Cristãos evangélicos, por sua vez, viram todo esse processo como um cumprimento da profecia bíblica de reunião do povo judeu na atual terra de Israel, que deverá preceder a segunda vinda de Cristo. Desde então, grupos como o Hamas têm lutado contra os israelenses, tentando reconquistar esses territórios perdidos e confiscados no passado, tendo no Irã um de seus maiores apoiadores.
Ademais, o Irã também desempenha um papel importante em determinadas teologias evangélicas a respeito dos eventos relativos ao final dos tempos. De acordo com tais teologias, se os Estados Unidos quiserem estar do lado certo das profecias bíblicas (e, portanto, da história), eles precisam fazer todo o possível para proteger Israel e punir o Irã.
Não obstante, essa interpretação também é reforçada pela história contida no livro bíblico de Ester, que versava sobre uma conspiração para destruir os judeus da Pérsia (o atual Irã), com Ester salvando os judeus por meio de insistente persuasão diante dos governantes de sua época.
Diante disso, de modo até mesmo figurativo, a política externa estadunidense tradicionalmente assumiu o papel de Ester, com o fito de ajudar a salvar o povo judeu (em última análise o Estado de Israel) contra a ameaça iraniana e contra a ameaça das nações árabes em seu entorno.
Nesse sentido, quando o ex-presidente Trump aprovou em janeiro de 2020 o ataque de drone que matou o principal comandante militar iraniano (Qassem Soleimani), tal ação foi considerada uma medida prudente e de caráter preventivo contra um dos principais inimigos de Israel.
A morte de Soleimani, aliás, contou com o apoio tácito tanto de parte dos evangélicos americanos como de alguns judeus, dado que ambos enxergam no Irã uma ameaça existencial ao povo judeu.
Seja como for, é preciso dizer também que, independentemente do partido político ao qual o presidente pertença, a Casa Branca tradicionalmente dá espaço para que determinadas injunções e interpretações da Bíblia informem suas ações em política externa, sobretudo com relação à ajuda e ao apoio incondicional à Israel na região do Oriente Médio.
Por isso que Washington é enxergado – especialmente pelos árabes – como um ator com interesses geopolíticos enviesados, e como um dos principais responsáveis por acobertar injustiças cometidas no passado contra os palestinos.

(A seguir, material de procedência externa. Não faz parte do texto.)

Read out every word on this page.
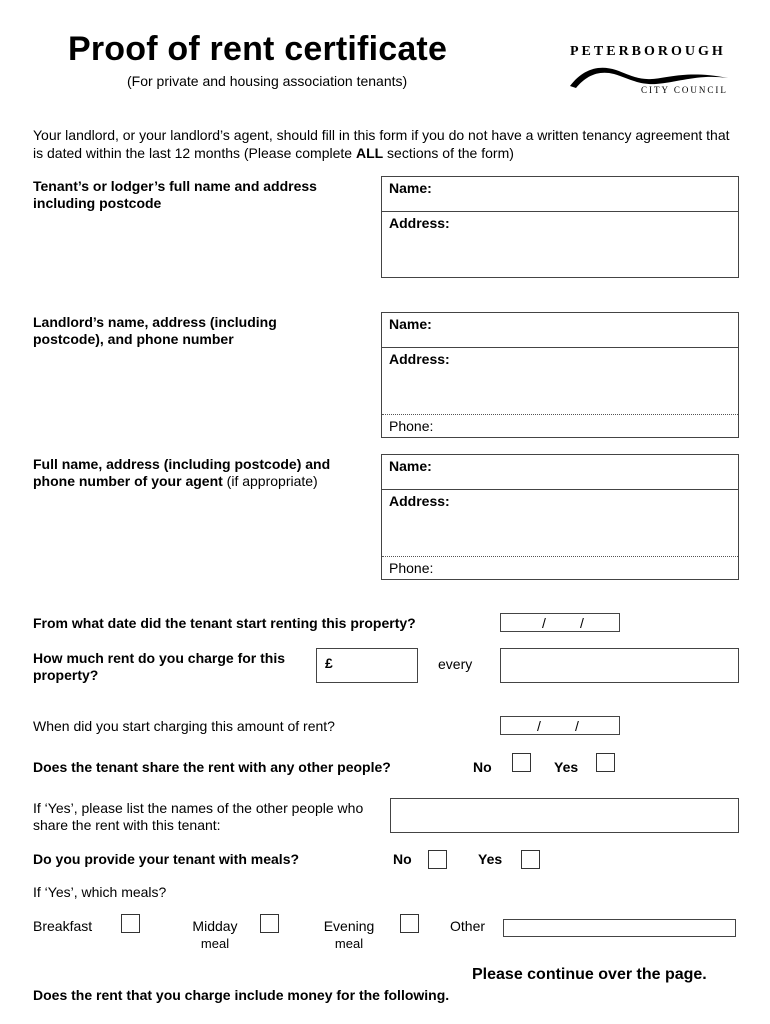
Proof of rent certificate
(For private and housing association tenants)
PETERBOROUGH
CITY COUNCIL
Your landlord, or your landlord’s agent, should fill in this form if you do not have a written tenancy agreement that is dated within the last 12 months (Please complete ALL sections of the form)
Tenant’s or lodger’s full name and address including postcode
Name:
Address:
Landlord’s name, address (including postcode), and phone number
Name:
Address:
Phone:
Full name, address (including postcode) and phone number of your agent (if appropriate)
Name:
Address:
Phone:
From what date did the tenant start renting this property?	/ /
How much rent do you charge for this property?
£	every
When did you start charging this amount of rent?	/ /
Does the tenant share the rent with any other people?	No	Yes
If ‘Yes’, please list the names of the other people who share the rent with this tenant:
Do you provide your tenant with meals?	No	Yes
If ‘Yes’, which meals?
Breakfast	Midday
meal
Evening
meal
Other
Please continue over the page.
Does the rent that you charge include money for the following.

Ainda assim, para os cristãos evangélicos da América, que continuarão sendo uma base popular considerável, o importante é que a Casa Branca siga a rigor as profecias bíblicas, se quiser estar do lado correto da história.
Em vista disso, em 2024 é certo dizer que o candidato cujas promessas melhor se adeque a essas profecias (especialmente no tocante a Israel) será aquele que contará com os valiosos votos desse que é um dos grupos eleitorais mais influentes dos Estados Unidos.